The music industry’s eternal fascination with buzz bands (and to be honest, music blogs’ obsession with covering new bands first) has never been kind to those acts that need time to find their feet. Hype favours those that show flashes of brilliance out of the gate, and those that carry on careers under the radar usually maintain loyal fan bases over celebrity status.
That Separations is Pulp’s third album is remarkable for a few reasons; it’s encouraging that any label would nurture this oddball disco pop for more than one record, and perplexing when you consider that Pulp still won’t arrive at their signature sound until this record's follow-up a few years later.
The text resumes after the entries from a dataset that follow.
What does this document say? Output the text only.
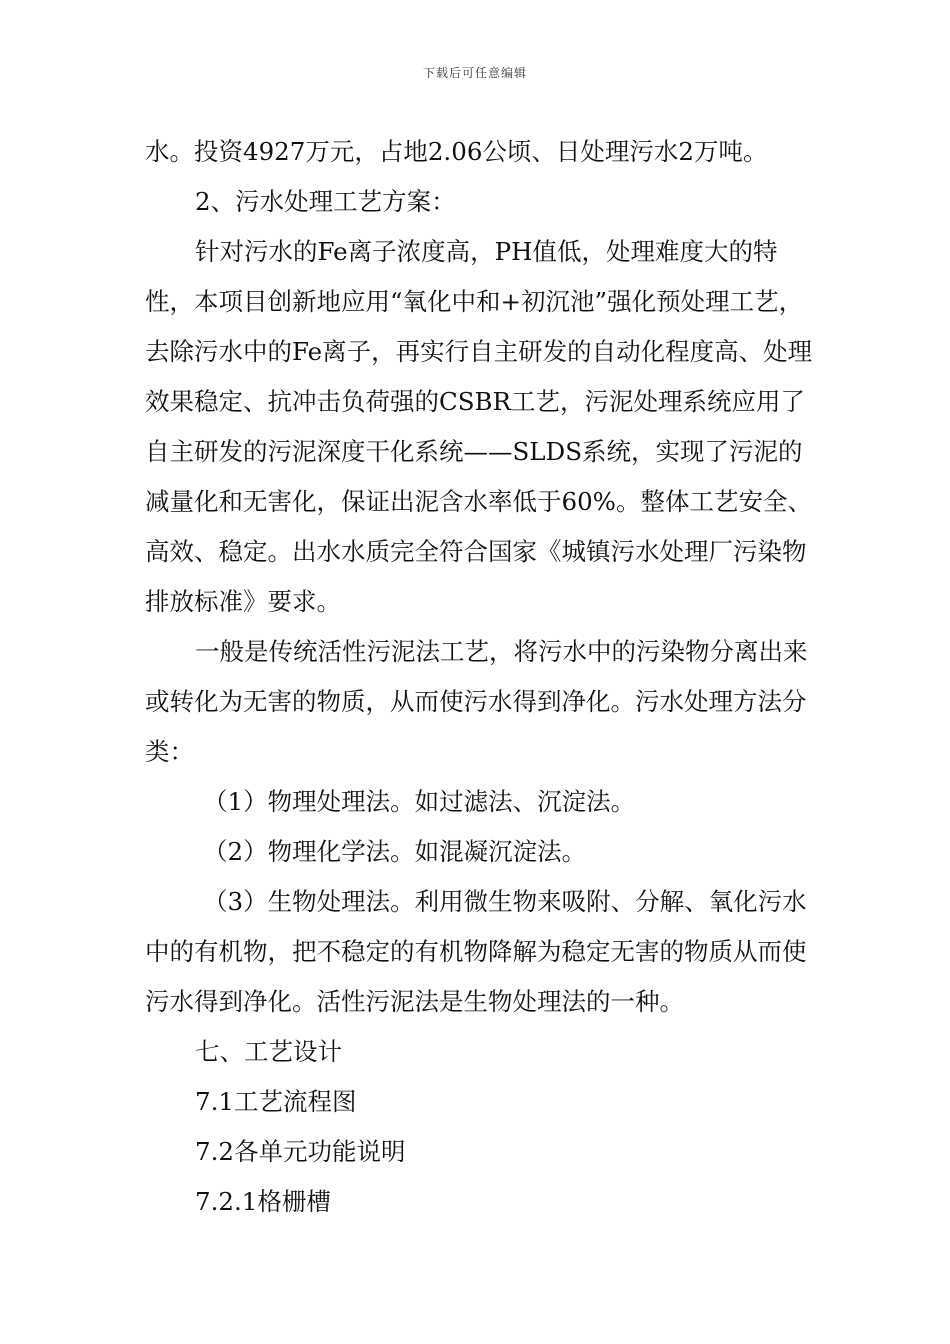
下载后可任意编辑

水。投资4927万元，占地2.06公顷、日处理污水2万吨。

2、污水处理工艺方案：

针对污水的Fe离子浓度高，PH值低，处理难度大的特性，本项目创新地应用“氧化中和+初沉池”强化预处理工艺，去除污水中的Fe离子，再实行自主研发的自动化程度高、处理效果稳定、抗冲击负荷强的CSBR工艺，污泥处理系统应用了自主研发的污泥深度干化系统——SLDS系统，实现了污泥的减量化和无害化，保证出泥含水率低于60%。整体工艺安全、高效、稳定。出水水质完全符合国家《城镇污水处理厂污染物排放标准》要求。

一般是传统活性污泥法工艺，将污水中的污染物分离出来或转化为无害的物质，从而使污水得到净化。污水处理方法分类：

（1）物理处理法。如过滤法、沉淀法。

（2）物理化学法。如混凝沉淀法。

（3）生物处理法。利用微生物来吸附、分解、氧化污水中的有机物，把不稳定的有机物降解为稳定无害的物质从而使污水得到净化。活性污泥法是生物处理法的一种。

七、工艺设计

7.1工艺流程图

7.2各单元功能说明

7.2.1格栅槽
But it did mark Pulp’s move away from polarising art rock band status, and their steady creep towards accessible pop. There is nothing on Separations that is cringe inducing; on the contrary, there are a few truly great songs. Singles 'Countdown' and 'My Legendary Girlfriend' distinguish themselves with their pulsing disco sleaze while 'Death II' could easily be plucked out and relocated elsewhere in the band’s later catalogue unnoticed. Listening to 'This House Is Condemned', however, sounds as fresh now as any contemporary electronica, and, 20 years after its release, could actually be considered fashionable.
As a reissue, the album is, of course, bolstered with a few bonus tracks, including the to-be-expected remix of 'Countdown'. The cheerful jaunt 'Death Goes to the Disco' is a welcomed addition, though 'Death Comes to the Town' is downright superfluous.
Perhaps what really cuts Separations off from the canon of Pulp’s work is in Jarvis Cocker himself. Shades of the frontman that he will become are there, but the delivery isn’t quite right yet, the observations are less keen, the presentation is just lacking. This younger specimen has a fascination with death and the macabre that will eventually be supplanted by a fixation on class warfare and less euphemistic allusions to sex.
Separations isn’t essential listening in the way the rest of Pulp’s work from the Nineties is, but its growing pains don’t relegate it to the realm of hardcore, forgiving fans. If nothing else, it shows awkward twentysomethings everywhere that there is still hope after the age of 30.